Alvarez danced earlier this month at St. Thomas the Apostle Catholic Church in Los Angeles.
In December, he was part of a procession for the Virgin of Guadalupe organized by East Los Angeles City College.
Barcena had heard Alvarez, 25, was a construction worker and thought she might hire him. Alvarez told her he had no money or a place to stay.
"I asked him, 'Why don't you have a place to live?' " Barcena recalled. "He said, 'My wife and I are separated. I got involved in drugs, cocaine.' "
Alvarez told her he had been in drug rehabilitation for six weeks, and said he doubted that his wife would take him back. In December, a judge issued a restraining order that kept Alvarez away from his wife, his stepdaughter and the couple's 3-year-old son.
Barcena told him that he needed to " 'prove to her and yourself that you can do it'…. He was very honest with me, and that's the reason why I liked him."
She offered to let him stay in a duplex she owned around the corner from her home in exchange for making some repairs.
In the days before the crash, Barcena drove by the duplex where Alvarez was staying and noticed that his Jeep was parked in the same spot.
"Three days without leaving. Not working. Not eating. He was depressed," she said. "If I would have known, I would have stayed with him. I would have held his hand. I would have prayed with him. I would have not left him alone. That's my remorse. But I didn't know."
Moans awakened Barcena on Wednesday morning and she found Alvarez on her doorstep, bleeding and calling her name.
At least one of his wrists was cut, Barcena said. Alvarez's torso was cut in a long slice from his chest to his navel. In his hand was a 4-inch scissors blade.

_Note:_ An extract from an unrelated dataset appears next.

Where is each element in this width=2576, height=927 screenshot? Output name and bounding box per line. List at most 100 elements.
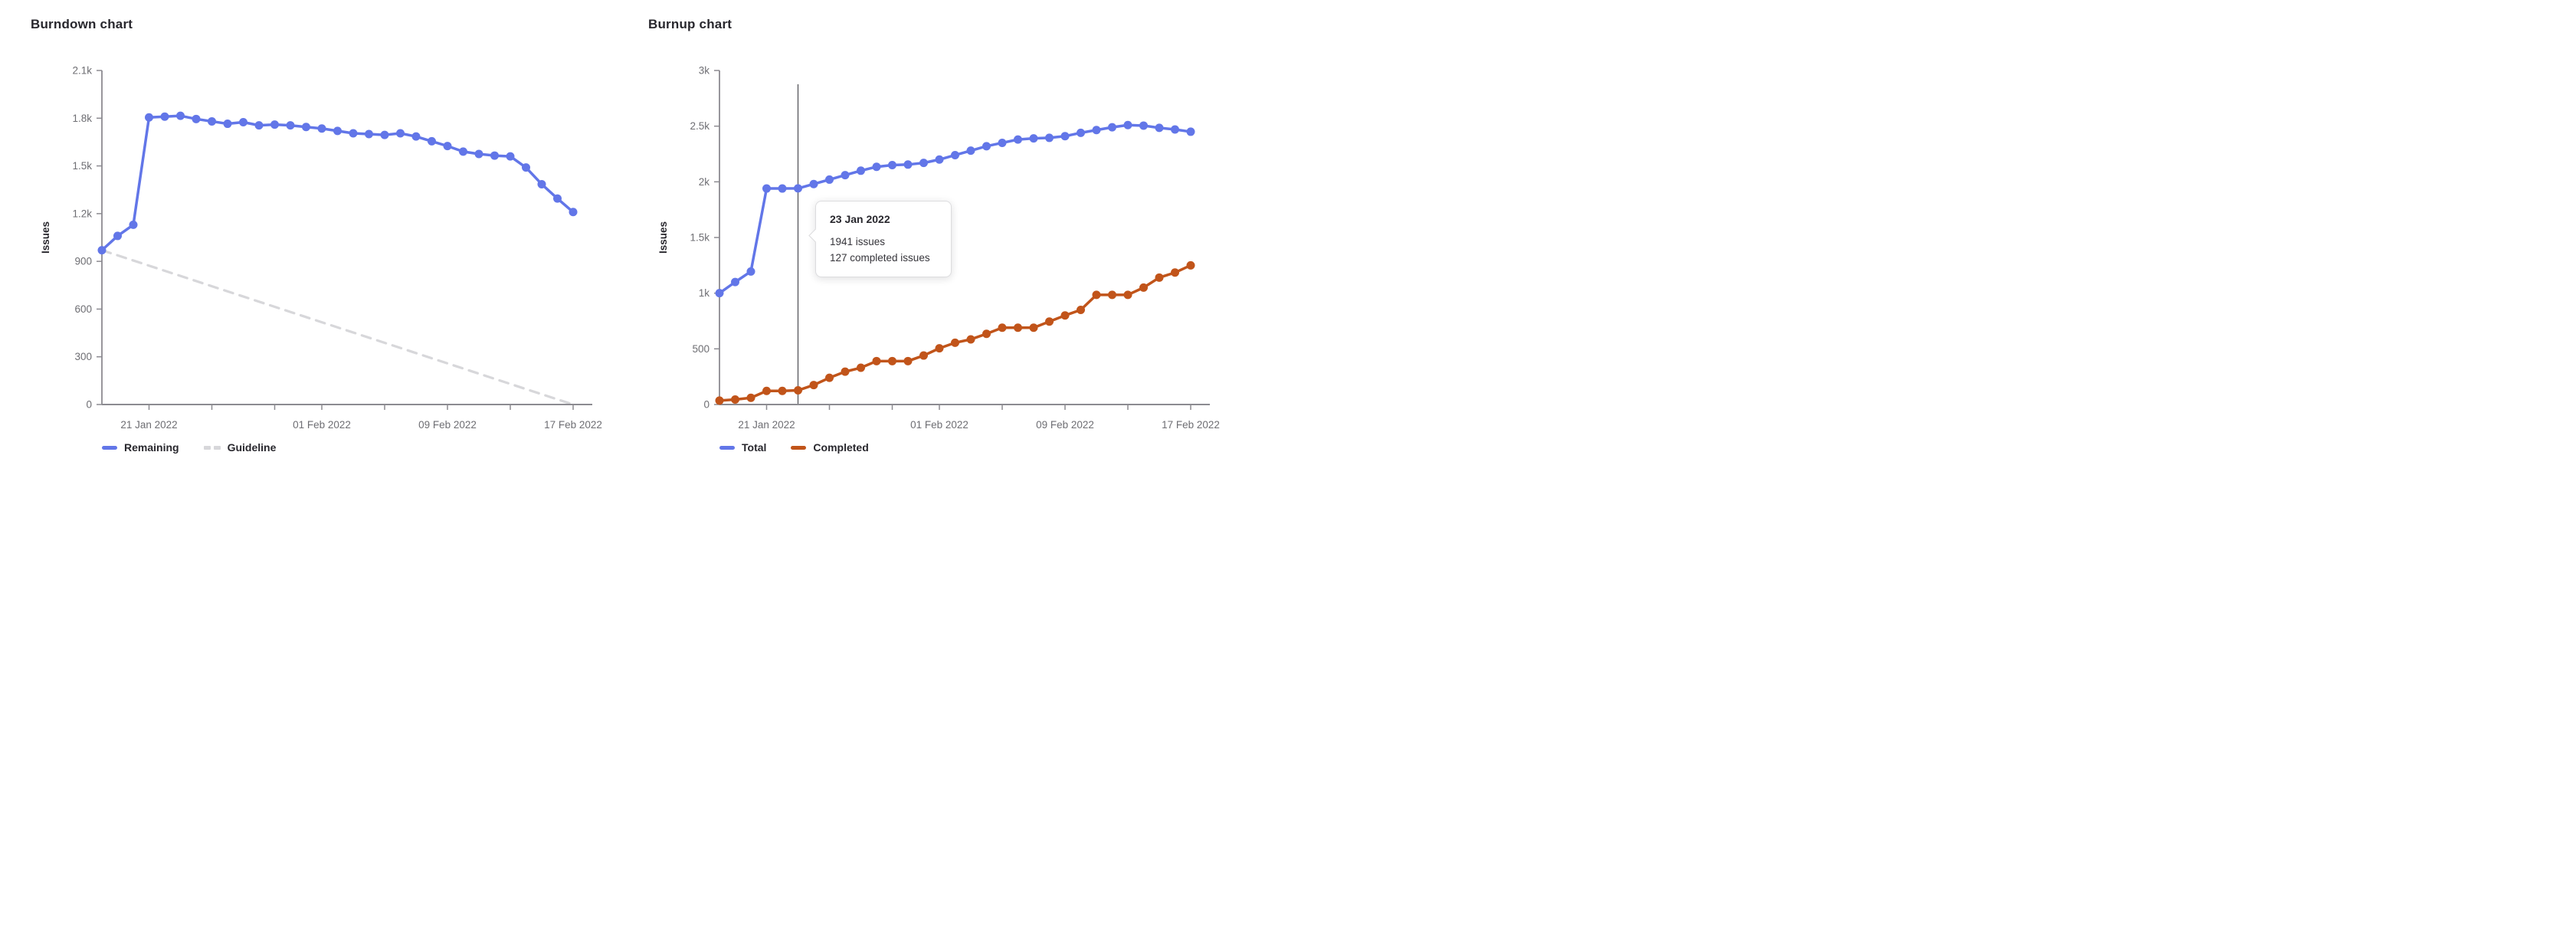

He didn't smell of alcohol, she said.
Alvarez asked to use the phone, Barcena said, and she ran inside to get her cordless phone. When she returned to the front door, Alvarez had dragged himself 40 feet to a parking lot and was on his back.

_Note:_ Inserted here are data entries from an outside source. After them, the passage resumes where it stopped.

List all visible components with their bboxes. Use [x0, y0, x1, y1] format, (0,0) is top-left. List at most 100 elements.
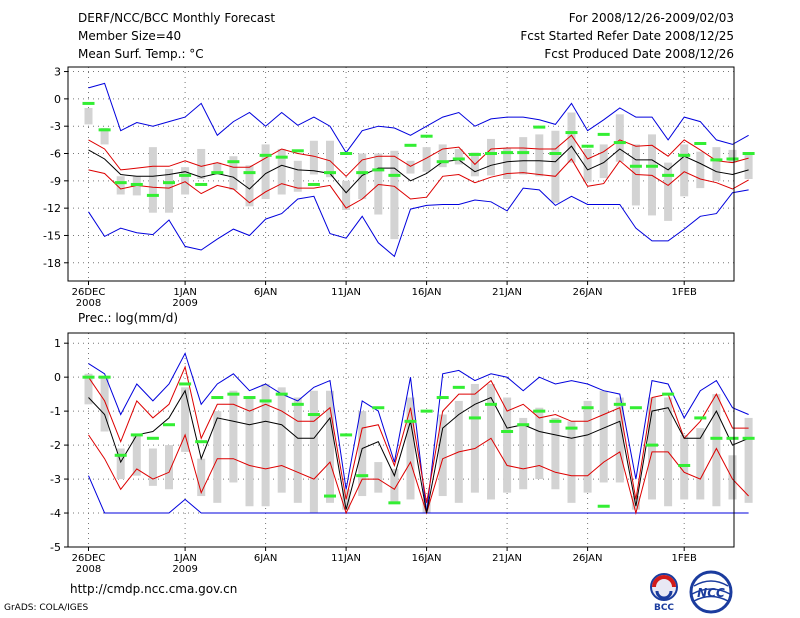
- median-marker: [146, 436, 159, 440]
- spread-box: [631, 496, 640, 510]
- median-marker: [291, 402, 304, 406]
- spread-box: [487, 383, 495, 500]
- chart-title: DERF/NCC/BCC Monthly Forecast: [78, 11, 276, 25]
- spread-box: [197, 458, 206, 497]
- spread-box: [535, 407, 544, 480]
- spread-box: [696, 151, 705, 189]
- x-tick-label: 26DEC: [72, 553, 106, 564]
- y-tick-label: 0: [54, 93, 61, 106]
- median-marker: [742, 436, 755, 440]
- spread-box: [277, 387, 286, 493]
- spread-box: [567, 421, 576, 503]
- spread-box: [680, 144, 689, 197]
- spread-box: [567, 112, 576, 163]
- spread-box: [454, 148, 463, 165]
- median-marker: [243, 396, 256, 400]
- lower-quartile-line: [88, 158, 749, 209]
- x-tick-label: 11JAN: [331, 287, 361, 298]
- median-marker: [340, 152, 353, 156]
- median-marker: [581, 406, 594, 410]
- x-tick-label: 6JAN: [254, 553, 277, 564]
- median-marker: [694, 141, 707, 145]
- spread-box: [535, 134, 544, 177]
- spread-box: [438, 144, 447, 168]
- median-marker: [629, 164, 642, 168]
- median-marker: [243, 171, 256, 175]
- spread-box: [696, 428, 705, 500]
- median-marker: [549, 419, 562, 423]
- y-tick-label: -18: [43, 257, 61, 270]
- ncc-logo-text: NCC: [697, 586, 725, 600]
- median-marker: [468, 152, 481, 156]
- spread-box: [229, 156, 238, 190]
- y-tick-label: -3: [50, 473, 61, 486]
- median-marker: [646, 443, 658, 447]
- forecast-started-date: Fcst Started Refer Date 2008/12/25: [520, 29, 734, 43]
- spread-box: [422, 147, 431, 172]
- x-tick-sublabel: 2008: [76, 564, 101, 575]
- y-tick-label: -4: [50, 507, 61, 520]
- median-marker: [114, 181, 127, 185]
- median-marker: [501, 430, 514, 434]
- bottom-panel-variable: Prec.: log(mm/d): [78, 311, 179, 325]
- x-tick-label: 6JAN: [254, 287, 277, 298]
- spread-box: [100, 377, 109, 432]
- member-size: Member Size=40: [78, 29, 182, 43]
- spread-box: [165, 168, 173, 213]
- y-tick-label: -3: [50, 120, 61, 133]
- spread-box: [309, 140, 318, 175]
- median-marker: [726, 436, 739, 440]
- website-url[interactable]: http://cmdp.ncc.cma.gov.cn: [70, 582, 238, 596]
- median-marker: [468, 416, 481, 420]
- median-marker: [710, 158, 723, 162]
- median-marker: [98, 128, 111, 132]
- y-tick-label: -1: [50, 405, 61, 418]
- min-envelope-line: [88, 187, 749, 258]
- median-marker: [356, 171, 369, 175]
- median-marker: [533, 409, 546, 413]
- median-marker: [324, 494, 336, 498]
- median-marker: [163, 181, 175, 185]
- top-panel-variable: Mean Surf. Temp.: °C: [78, 47, 204, 61]
- x-tick-sublabel: 2009: [172, 298, 197, 309]
- spread-box: [487, 138, 495, 176]
- median-marker: [130, 433, 143, 437]
- median-marker: [436, 396, 449, 400]
- median-marker: [211, 396, 224, 400]
- spread-box: [374, 462, 383, 493]
- spread-box: [293, 397, 302, 503]
- spread-box: [390, 150, 399, 240]
- spread-box: [744, 417, 753, 503]
- median-marker: [340, 433, 353, 437]
- spread-box: [84, 373, 93, 405]
- x-tick-label: 1FEB: [672, 553, 697, 564]
- spread-box: [245, 397, 254, 507]
- spread-box: [116, 176, 125, 195]
- median-marker: [533, 125, 546, 129]
- spread-box: [358, 411, 367, 497]
- spread-box: [503, 397, 512, 493]
- x-tick-sublabel: 2009: [172, 564, 197, 575]
- spread-box: [615, 397, 624, 483]
- spread-box: [728, 149, 737, 163]
- median-marker: [179, 173, 192, 177]
- median-marker: [291, 149, 304, 153]
- median-marker: [195, 440, 208, 444]
- median-marker: [372, 168, 385, 172]
- forecast-period: For 2008/12/26-2009/02/03: [568, 11, 734, 25]
- upper-quartile-line: [88, 365, 749, 503]
- median-marker: [388, 173, 401, 177]
- spread-box: [664, 162, 673, 221]
- median-marker: [694, 416, 707, 420]
- median-marker: [501, 151, 514, 155]
- median-marker: [710, 436, 723, 440]
- spread-box: [744, 152, 753, 180]
- y-tick-label: -2: [50, 439, 61, 452]
- median-marker: [597, 132, 610, 136]
- spread-box: [245, 165, 254, 207]
- spread-box: [470, 383, 479, 493]
- spread-box: [277, 148, 286, 195]
- spread-box: [599, 144, 608, 179]
- median-marker: [485, 152, 497, 156]
- spread-box: [599, 390, 608, 483]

Barcena brought him the phone and Alvarez called a cousin, Beto.
"I heard him say: 'Tell Gloria and my children that I love them,' " she said, " 'that I didn't mean to hurt them.' "

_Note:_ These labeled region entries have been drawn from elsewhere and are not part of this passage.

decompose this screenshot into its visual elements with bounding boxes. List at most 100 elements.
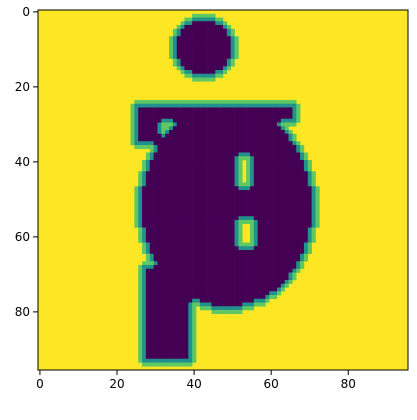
heatmap-cell [165,137,170,142]
heatmap-cell [169,130,174,135]
heatmap-cell [292,118,297,123]
heatmap-cell [192,70,197,75]
heatmap-cell [145,223,151,228]
heatmap-cell [165,148,170,153]
heatmap-cell [161,231,166,236]
heatmap-cell [257,145,262,150]
heatmap-cell [226,100,231,105]
heatmap-cell [184,201,189,206]
heatmap-cell [184,193,189,198]
heatmap-cell [269,276,274,281]
heatmap-cell [253,118,258,123]
heatmap-cell [280,115,285,120]
heatmap-cell [300,220,305,225]
heatmap-cell [188,137,193,142]
heatmap-cell [249,265,255,270]
heatmap-cell [142,201,147,206]
heatmap-cell [253,238,258,243]
heatmap-cell [188,268,193,273]
heatmap-cell [249,242,255,247]
heatmap-cell [196,235,201,240]
heatmap-cell [203,21,208,26]
heatmap-cell [172,242,178,247]
heatmap-cell [142,208,147,213]
heatmap-cell [172,58,178,63]
heatmap-cell [188,280,193,285]
heatmap-cell [196,208,201,213]
heatmap-cell [226,242,231,247]
heatmap-cell [188,152,193,157]
heatmap-cell [153,227,158,232]
heatmap-cell [238,163,243,168]
heatmap-cell [234,298,239,303]
heatmap-cell [207,77,212,82]
heatmap-cell [192,287,197,292]
heatmap-cell [280,141,285,146]
heatmap-cell [184,212,189,217]
heatmap-cell [242,272,247,277]
heatmap-cell [303,205,309,210]
heatmap-cell [203,36,208,41]
heatmap-cell [300,212,305,217]
heatmap-cell [169,145,174,150]
heatmap-cell [280,178,285,183]
heatmap-cell [269,137,274,142]
heatmap-cell [203,100,208,105]
heatmap-cell [207,160,212,165]
heatmap-cell [223,268,228,273]
heatmap-cell [184,298,189,303]
heatmap-cell [161,257,166,262]
heatmap-cell [288,261,293,266]
heatmap-cell [219,103,224,108]
heatmap-cell [207,145,212,150]
heatmap-cell [184,272,189,277]
heatmap-cell [172,321,178,326]
heatmap-cell [138,205,143,210]
heatmap-cell [134,103,139,108]
heatmap-cell [246,298,251,303]
heatmap-cell [238,265,243,270]
heatmap-cell [161,171,166,176]
heatmap-cell [284,178,289,183]
heatmap-cell [257,246,262,251]
heatmap-cell [176,223,181,228]
heatmap-cell [315,216,320,221]
heatmap-cell [207,126,212,131]
heatmap-cell [192,253,197,258]
heatmap-cell [269,272,274,277]
heatmap-cell [196,201,201,206]
heatmap-cell [188,141,193,146]
heatmap-cell [226,66,231,71]
heatmap-cell [234,261,239,266]
heatmap-cell [292,231,297,236]
heatmap-cell [169,182,174,187]
heatmap-cell [203,167,208,172]
heatmap-cell [234,287,239,292]
heatmap-cell [192,283,197,288]
heatmap-cell [142,358,147,363]
heatmap-cell [230,141,235,146]
heatmap-cell [292,246,297,251]
heatmap-cell [249,100,255,105]
heatmap-cell [176,347,181,352]
heatmap-cell [242,190,247,195]
heatmap-cell [142,238,147,243]
heatmap-cell [203,246,208,251]
heatmap-cell [199,295,205,300]
heatmap-cell [196,32,201,37]
heatmap-cell [249,197,255,202]
heatmap-cell [172,227,178,232]
heatmap-cell [203,47,208,52]
heatmap-cell [165,115,170,120]
heatmap-cell [207,115,212,120]
heatmap-cell [176,160,181,165]
heatmap-cell [153,355,158,360]
heatmap-cell [300,205,305,210]
heatmap-cell [269,190,274,195]
heatmap-cell [207,17,212,22]
heatmap-cell [157,118,162,123]
heatmap-cell [161,246,166,251]
heatmap-cell [176,325,181,330]
heatmap-cell [276,186,282,191]
heatmap-cell [296,208,301,213]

Barcena took the phone and called 911.
"I'm 52 years old and I have seen a lot of children in this life," Barcena said. "I think he was just troubled. He was alone. He didn't mean to cause what he caused. He was trying to commit suicide and he kills innocent people. He didn't plan it. It just happened. Unfortunately, he didn't die."
As the paramedics drove Alvarez to Los Angeles County-USC Medical Center, Barcena went to check the duplex where he was staying. Below a broken kitchen window, Barcena found a Spanish-language Bible.
Barcena believes that Alvarez went to the duplex after the crash, Bible in hand. With his keys somewhere at the crash site, he broke into the duplex.
Inside, Alvarez left a sleeping bag, a blanket and a pillow, a black suitcase on rollers, a candle in a glass with a prayer to the Virgin of Guadalupe and a CD of Mexican ranchero duets.
He had the book "The First Book of the Aztecs," belonging to Garfield High School, which he attended briefly after transferring from Roosevelt High in the late 1990s.
He also had a an English-language Bible. It has a handwritten notation on one of the first pages: Matthew 5: 22-25 — passages that warn of God's judgment against those who lash out in anger.
It reads in part: "Whosoever is angry with his brother without a cause shall be in danger of the judgment."
Inside the Bible were photographs that appeared to be Alvarez in Aztec garb. Police later took a large serape drenched in paint thinner.
"That kid struggled the whole night with whether to commit suicide," Barcena said. "He believed in God. He had the Bible with him there. He had been reading it. My opinion is he was struggling not to kill himself."
Times staff writers Monte Morin, Christine Hanley and Richard Winton contributed to this report.